The Descent of Winter: 11/28

     I make very little money.
     What of it?
     I prefer the grass with the rain on it
     the short grass before my headlights
     when I am turning the car——
     a degenerate trait, no doubt.
     It would ruin England.


(W.C.W.)


[NEXT] 

3 comments:

  1. Replies
    1. Me too! I never read poetry collections linearly; this was one of the poems I marked while flipping through the book early on.

      Actually, I'd never read the Descent of Winter as thoroughly as now; if I had, I might actually have decided against transcribing and posting it.

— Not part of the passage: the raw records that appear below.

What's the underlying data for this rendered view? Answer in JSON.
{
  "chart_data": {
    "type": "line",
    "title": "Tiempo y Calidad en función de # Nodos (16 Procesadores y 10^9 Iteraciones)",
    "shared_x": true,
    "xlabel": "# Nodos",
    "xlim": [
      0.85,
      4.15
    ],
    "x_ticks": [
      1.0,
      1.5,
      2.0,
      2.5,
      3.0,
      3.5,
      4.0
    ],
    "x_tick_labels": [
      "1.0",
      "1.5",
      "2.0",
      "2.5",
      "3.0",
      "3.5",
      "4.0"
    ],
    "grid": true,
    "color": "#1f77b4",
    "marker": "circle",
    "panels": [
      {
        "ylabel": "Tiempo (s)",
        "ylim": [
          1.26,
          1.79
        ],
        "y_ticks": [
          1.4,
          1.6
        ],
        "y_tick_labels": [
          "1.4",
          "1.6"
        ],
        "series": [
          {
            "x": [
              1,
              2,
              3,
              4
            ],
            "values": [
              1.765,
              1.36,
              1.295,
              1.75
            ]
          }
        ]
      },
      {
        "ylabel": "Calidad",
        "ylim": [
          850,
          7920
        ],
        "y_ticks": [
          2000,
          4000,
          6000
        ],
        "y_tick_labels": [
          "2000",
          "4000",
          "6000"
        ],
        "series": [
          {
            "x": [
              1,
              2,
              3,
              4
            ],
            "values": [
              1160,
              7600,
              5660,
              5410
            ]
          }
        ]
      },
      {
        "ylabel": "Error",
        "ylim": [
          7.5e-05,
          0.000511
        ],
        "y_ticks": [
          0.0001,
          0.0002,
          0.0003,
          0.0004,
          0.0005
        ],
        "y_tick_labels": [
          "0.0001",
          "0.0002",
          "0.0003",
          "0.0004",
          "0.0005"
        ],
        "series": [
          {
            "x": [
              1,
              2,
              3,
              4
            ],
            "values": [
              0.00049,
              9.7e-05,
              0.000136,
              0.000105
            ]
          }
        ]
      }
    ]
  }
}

It's a really clunky and asymmetrical piece—but I suppose most anyone's personal diary (or blog, nowadays) would appear clunky and asymmetrical if presented as a collection of poems and essays.

      What's interesting to me is the pivot away from the focus Williams initially intended (love, homecoming, changing seasons) to a series of meditations about—let's call it American poetry, or even democratic poetry. A counterpoint to the Europeanism and (somewhat elitist) abstrusity of his fellow modernists T.S. Eliot and Ezra Pound. Williams is thinking hard about art about and for places below the ivory tower, the poetry and drama of the commonplace. Vivid, vitalized, accessible.

      A proof of the eventual victory of this ethos, I think, is the fact that almost twenty years later, Williams wrote the introduction to a little book of poetry called Howl and Other Poems by a guy named Ginsberg.